Smoke levels may be lower indoors, however levels of smoke particles will still be increased. If you stay indoors, be aware of your symptoms.
· _Consider visiting a location like a shopping mall with cooler filtered air. Keep in mind that staying indoors may help you stay cool and provide some relief from the smoke, however many air conditioning systems do not filter the air or improve indoor air quality.
· _Reduce indoor pollution sources such as smoking or burning other materials.
· _You may be able to reduce your exposure to smoke by moving to cleaner air. Conditions can vary dramatically by area and elevation.
· _Residents with asthma or other chronic illness should activate their asthma or personal care plan.
· _Pay attention to local air quality reports, air quality may be poor even though smoke may not be visible.
· _Commercially available HEPA (high efficiency particulate air) filters can further reduce poor indoor air quality near the device.
· _Maintaining good overall health is a good way to prevent health effects resulting from short-term exposure to air pollution.
· _For general information about smoke and your health, contact HealthLink BC available toll free, 24 hours a day, 7 days a week at 8-1-1, or via the web at: http://www.healthlinkbc.ca/kbaltindex.asp .

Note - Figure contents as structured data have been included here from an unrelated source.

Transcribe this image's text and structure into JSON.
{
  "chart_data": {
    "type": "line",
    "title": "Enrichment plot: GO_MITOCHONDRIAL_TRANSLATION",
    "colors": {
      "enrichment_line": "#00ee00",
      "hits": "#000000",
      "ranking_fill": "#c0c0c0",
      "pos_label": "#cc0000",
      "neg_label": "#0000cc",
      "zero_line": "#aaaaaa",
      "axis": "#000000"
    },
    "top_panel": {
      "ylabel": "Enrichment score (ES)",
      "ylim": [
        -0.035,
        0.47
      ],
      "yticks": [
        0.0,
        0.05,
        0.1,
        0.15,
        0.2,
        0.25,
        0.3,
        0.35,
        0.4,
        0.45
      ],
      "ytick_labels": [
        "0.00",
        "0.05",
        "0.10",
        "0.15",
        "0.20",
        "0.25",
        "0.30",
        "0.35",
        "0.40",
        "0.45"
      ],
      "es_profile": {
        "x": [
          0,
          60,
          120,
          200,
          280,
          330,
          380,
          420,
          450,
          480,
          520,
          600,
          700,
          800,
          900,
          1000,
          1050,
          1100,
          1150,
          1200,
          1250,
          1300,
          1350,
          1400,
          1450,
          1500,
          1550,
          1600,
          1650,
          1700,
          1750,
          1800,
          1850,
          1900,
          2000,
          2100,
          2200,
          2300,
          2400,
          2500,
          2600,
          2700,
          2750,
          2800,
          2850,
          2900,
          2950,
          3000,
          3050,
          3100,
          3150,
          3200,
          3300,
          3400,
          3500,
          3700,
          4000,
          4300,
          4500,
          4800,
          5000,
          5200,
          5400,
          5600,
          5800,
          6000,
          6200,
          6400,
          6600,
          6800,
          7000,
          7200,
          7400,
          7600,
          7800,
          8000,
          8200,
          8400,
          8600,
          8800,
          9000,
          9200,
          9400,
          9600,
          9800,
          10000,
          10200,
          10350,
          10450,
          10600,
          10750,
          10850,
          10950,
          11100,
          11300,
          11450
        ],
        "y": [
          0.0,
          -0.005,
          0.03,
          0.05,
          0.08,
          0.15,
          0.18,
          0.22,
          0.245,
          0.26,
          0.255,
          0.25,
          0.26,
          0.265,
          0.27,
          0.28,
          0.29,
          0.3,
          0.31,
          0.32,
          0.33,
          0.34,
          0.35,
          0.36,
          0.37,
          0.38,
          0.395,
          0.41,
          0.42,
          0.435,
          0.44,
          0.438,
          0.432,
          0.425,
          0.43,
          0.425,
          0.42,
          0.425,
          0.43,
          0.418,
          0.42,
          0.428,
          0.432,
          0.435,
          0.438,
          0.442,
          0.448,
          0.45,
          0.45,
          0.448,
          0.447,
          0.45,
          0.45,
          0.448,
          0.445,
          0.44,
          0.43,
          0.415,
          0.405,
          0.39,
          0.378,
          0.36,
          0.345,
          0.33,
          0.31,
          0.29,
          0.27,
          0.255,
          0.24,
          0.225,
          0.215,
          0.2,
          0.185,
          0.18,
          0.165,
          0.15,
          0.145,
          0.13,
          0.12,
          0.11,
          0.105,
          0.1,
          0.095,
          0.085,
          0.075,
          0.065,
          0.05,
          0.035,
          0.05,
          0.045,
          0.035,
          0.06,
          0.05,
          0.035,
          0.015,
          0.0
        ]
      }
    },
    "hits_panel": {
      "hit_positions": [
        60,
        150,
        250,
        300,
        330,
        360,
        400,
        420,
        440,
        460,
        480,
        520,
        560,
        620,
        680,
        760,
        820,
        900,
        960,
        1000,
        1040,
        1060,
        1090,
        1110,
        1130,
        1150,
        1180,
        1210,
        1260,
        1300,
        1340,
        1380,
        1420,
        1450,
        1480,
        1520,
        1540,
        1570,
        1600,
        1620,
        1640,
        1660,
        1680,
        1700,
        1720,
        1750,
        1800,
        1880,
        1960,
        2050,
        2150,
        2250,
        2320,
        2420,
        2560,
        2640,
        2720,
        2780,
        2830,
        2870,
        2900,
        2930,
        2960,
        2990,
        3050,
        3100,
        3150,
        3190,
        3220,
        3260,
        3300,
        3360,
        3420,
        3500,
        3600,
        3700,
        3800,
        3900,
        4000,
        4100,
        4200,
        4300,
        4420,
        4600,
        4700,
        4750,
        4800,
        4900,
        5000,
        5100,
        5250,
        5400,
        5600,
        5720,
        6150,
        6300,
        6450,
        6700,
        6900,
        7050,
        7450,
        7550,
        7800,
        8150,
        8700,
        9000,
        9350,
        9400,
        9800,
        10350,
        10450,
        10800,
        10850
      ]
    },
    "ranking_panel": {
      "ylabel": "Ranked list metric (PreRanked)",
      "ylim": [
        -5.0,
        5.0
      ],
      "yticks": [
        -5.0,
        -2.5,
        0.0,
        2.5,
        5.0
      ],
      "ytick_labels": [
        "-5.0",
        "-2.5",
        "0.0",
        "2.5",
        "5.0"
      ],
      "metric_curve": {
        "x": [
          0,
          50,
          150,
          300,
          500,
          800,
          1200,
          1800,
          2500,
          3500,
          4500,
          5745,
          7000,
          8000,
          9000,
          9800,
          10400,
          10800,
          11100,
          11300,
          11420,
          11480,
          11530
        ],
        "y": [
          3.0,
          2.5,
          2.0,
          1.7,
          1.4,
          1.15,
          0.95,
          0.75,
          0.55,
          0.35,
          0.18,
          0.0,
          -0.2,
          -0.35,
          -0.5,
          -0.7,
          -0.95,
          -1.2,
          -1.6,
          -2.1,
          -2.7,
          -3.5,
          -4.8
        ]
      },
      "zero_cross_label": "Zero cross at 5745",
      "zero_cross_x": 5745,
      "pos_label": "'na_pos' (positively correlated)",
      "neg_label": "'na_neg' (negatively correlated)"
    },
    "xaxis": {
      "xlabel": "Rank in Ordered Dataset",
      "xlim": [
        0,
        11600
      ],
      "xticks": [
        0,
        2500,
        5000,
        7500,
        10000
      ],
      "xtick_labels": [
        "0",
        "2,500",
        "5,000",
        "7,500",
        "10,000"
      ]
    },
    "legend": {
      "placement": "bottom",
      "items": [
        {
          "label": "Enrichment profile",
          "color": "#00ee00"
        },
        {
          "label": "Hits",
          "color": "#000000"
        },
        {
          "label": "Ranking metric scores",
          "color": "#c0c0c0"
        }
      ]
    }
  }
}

· _Real-time air quality information in Kamloops, Vernon, Kelowna, and other communities in B.C. is available at http://www.bcairquality.ca.
· _Visit http://www.interiorhealth.ca, click on the Your Environment tab at the top of the page, then Emergency Information → Forest Fire, and under the “During” tab, scroll to Your health and living with smoky skies.
A Smoky Skies Advisory is intended to respond to the rapidly changing nature of wildfire smoke, in which smoke concentrations can vary significantly over short distances and periods of time that may not be well-characterised by the existing air quality monitoring network or responded to in a timely manner by Wildfire Smoke Advisories.
· _This pilot program is taking place in the Thompson and Okanagan Regions of the Ministry of Environment, covering the North Thompson to Vavenby, the South Thompson, Fraser Canyon from Lytton to Clinton, Nicola, Okanagan, Similkameen, Boundary and Shuswap areas.
· _The key messages of a Smoky Skies Advisory are:
a) In most fire seasons, there are occasions when smoke from forest fires is carried into our region.
b) Under these conditions, smoke concentrations may vary dramatically over short periods and over small distances.
c) Those members of the public who are sensitive to the effects of smoke should monitor their symptoms and, if necessary, take steps to reduce their exposure to smoke.
d) During the fire season, a heavy bluish-white haze, possibly accompanied by the smell of smoke, are clear indications that smoke concentrations are higher than usual. The concentrations and air quality health index measured at an air station many kilometres away may not be a good indication of local smoke conditions.